Asomé la cabeza al cristal de la ventana, llovía a mares. ¿Qué es eso? Ah sí, creo haber oído un trueno.
-Va a ser verdad que cada par de ojos ve la realidad a su manera. - dije sin apartar mis ojos del mugriento suelo.
-¿Y como la ven los suyos, señora?
- Mejor que los suyos ya lo creo, pues si no le importa, soy señorita.
- Oh sí, disculpe, no quería meter la pata.
No pude evitar soltar aquella pequeña carcajada que intente esconder bajo el pañuelo añil, la vio, la escuchó y la sintió.
-Tiene una sonrisa digna de admir...
Le interrumpo.
-Me bajo aquí - dije tres paradas después de que aquel hombre le diera algo de clase a ese transporte. - Adiós.

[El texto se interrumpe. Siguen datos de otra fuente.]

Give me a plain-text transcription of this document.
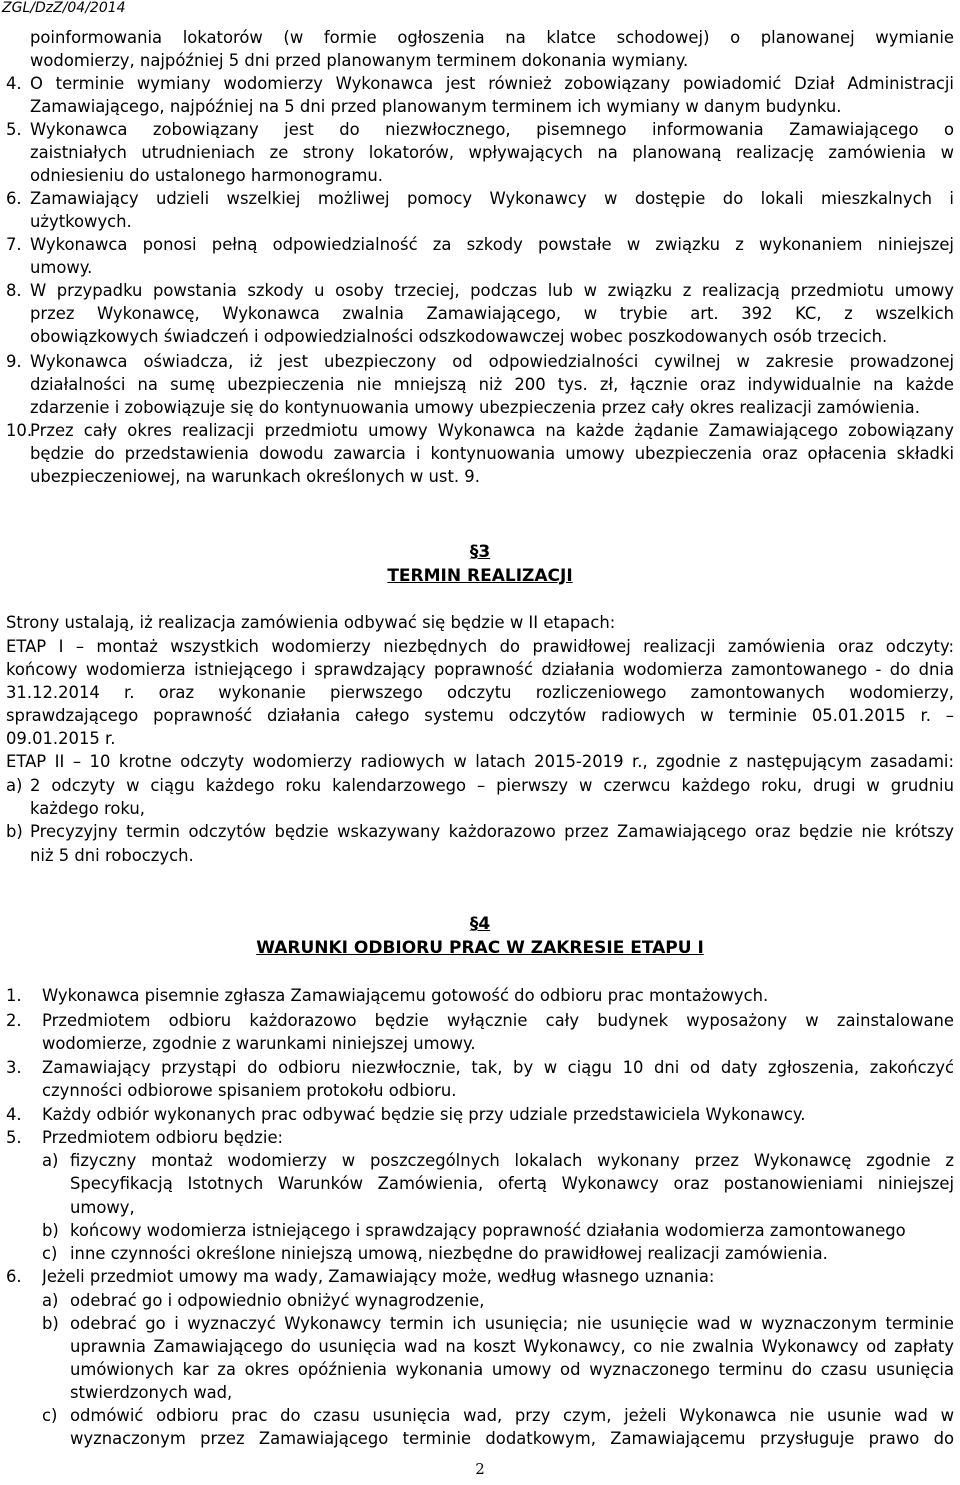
ZGL/DzZ/04/2014
poinformowania lokatorów (w formie ogłoszenia na klatce schodowej) o planowanej wymianie
wodomierzy, najpóźniej 5 dni przed planowanym terminem dokonania wymiany.
4. O terminie wymiany wodomierzy Wykonawca jest również zobowiązany powiadomić Dział Administracji
Zamawiającego, najpóźniej na 5 dni przed planowanym terminem ich wymiany w danym budynku.
5. Wykonawca zobowiązany jest do niezwłocznego, pisemnego informowania Zamawiającego o
zaistniałych utrudnieniach ze strony lokatorów, wpływających na planowaną realizację zamówienia w
odniesieniu do ustalonego harmonogramu.
6. Zamawiający udzieli wszelkiej możliwej pomocy Wykonawcy w dostępie do lokali mieszkalnych i
użytkowych.
7. Wykonawca ponosi pełną odpowiedzialność za szkody powstałe w związku z wykonaniem niniejszej
umowy.
8. W przypadku powstania szkody u osoby trzeciej, podczas lub w związku z realizacją przedmiotu umowy
przez Wykonawcę, Wykonawca zwalnia Zamawiającego, w trybie art. 392 KC, z wszelkich
obowiązkowych świadczeń i odpowiedzialności odszkodowawczej wobec poszkodowanych osób trzecich.
9. Wykonawca oświadcza, iż jest ubezpieczony od odpowiedzialności cywilnej w zakresie prowadzonej
działalności na sumę ubezpieczenia nie mniejszą niż 200 tys. zł, łącznie oraz indywidualnie na każde
zdarzenie i zobowiązuje się do kontynuowania umowy ubezpieczenia przez cały okres realizacji zamówienia.
10.
Przez cały okres realizacji przedmiotu umowy Wykonawca na każde żądanie Zamawiającego zobowiązany
będzie do przedstawienia dowodu zawarcia i kontynuowania umowy ubezpieczenia oraz opłacenia składki
ubezpieczeniowej, na warunkach określonych w ust. 9.
§3
TERMIN REALIZACJI
Strony ustalają, iż realizacja zamówienia odbywać się będzie w II etapach:
ETAP I – montaż wszystkich wodomierzy niezbędnych do prawidłowej realizacji zamówienia oraz odczyty:
końcowy wodomierza istniejącego i sprawdzający poprawność działania wodomierza zamontowanego - do dnia
31.12.2014 r. oraz wykonanie pierwszego odczytu rozliczeniowego zamontowanych wodomierzy,
sprawdzającego poprawność działania całego systemu odczytów radiowych w terminie 05.01.2015 r. –
09.01.2015 r.
ETAP II – 10 krotne odczyty wodomierzy radiowych w latach 2015-2019 r., zgodnie z następującym zasadami:
a) 2 odczyty w ciągu każdego roku kalendarzowego – pierwszy w czerwcu każdego roku, drugi w grudniu
każdego roku,
b) Precyzyjny termin odczytów będzie wskazywany każdorazowo przez Zamawiającego oraz będzie nie krótszy
niż 5 dni roboczych.
§4
WARUNKI ODBIORU PRAC W ZAKRESIE ETAPU I
1. Wykonawca pisemnie zgłasza Zamawiającemu gotowość do odbioru prac montażowych.
2. Przedmiotem odbioru każdorazowo będzie wyłącznie cały budynek wyposażony w zainstalowane
wodomierze, zgodnie z warunkami niniejszej umowy.
3. Zamawiający przystąpi do odbioru niezwłocznie, tak, by w ciągu 10 dni od daty zgłoszenia, zakończyć
czynności odbiorowe spisaniem protokołu odbioru.
4. Każdy odbiór wykonanych prac odbywać będzie się przy udziale przedstawiciela Wykonawcy.
5. Przedmiotem odbioru będzie:
a) fizyczny montaż wodomierzy w poszczególnych lokalach wykonany przez Wykonawcę zgodnie z
Specyfikacją Istotnych Warunków Zamówienia, ofertą Wykonawcy oraz postanowieniami niniejszej
umowy,
b) końcowy wodomierza istniejącego i sprawdzający poprawność działania wodomierza zamontowanego
c) inne czynności określone niniejszą umową, niezbędne do prawidłowej realizacji zamówienia.
6. Jeżeli przedmiot umowy ma wady, Zamawiający może, według własnego uznania:
a) odebrać go i odpowiednio obniżyć wynagrodzenie,
b) odebrać go i wyznaczyć Wykonawcy termin ich usunięcia; nie usunięcie wad w wyznaczonym terminie
uprawnia Zamawiającego do usunięcia wad na koszt Wykonawcy, co nie zwalnia Wykonawcy od zapłaty
umówionych kar za okres opóźnienia wykonania umowy od wyznaczonego terminu do czasu usunięcia
stwierdzonych wad,
c) odmówić odbioru prac do czasu usunięcia wad, przy czym, jeżeli Wykonawca nie usunie wad w
wyznaczonym przez Zamawiającego terminie dodatkowym, Zamawiającemu przysługuje prawo do
2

Como si le hubiera dicho que el mundo se acababa ese día, su cara se descompuso, aunque quizás aquel pequeño ecosistema que habíamos creado en menos de quince minutos se fuese a deshacer entonces. Pero no fue así, fue aquel dato de última hora, el cual, por suerte o por desgracia, yo le proporcioné.
-¡Espere!¡No se vaya!¡Necesito saber su nombre! - gritó angustiado.
-
El cielo entero se lo está gritando.
Y le sonreí y me fui corriendo, pidiendo a Dios con todas mis fuerzas que aquel hombre se subiese de nuevo al autobús, que fuese su destino, que un deseo incomprensible de encontrarse conmigo le recorriese todo el cuerpo.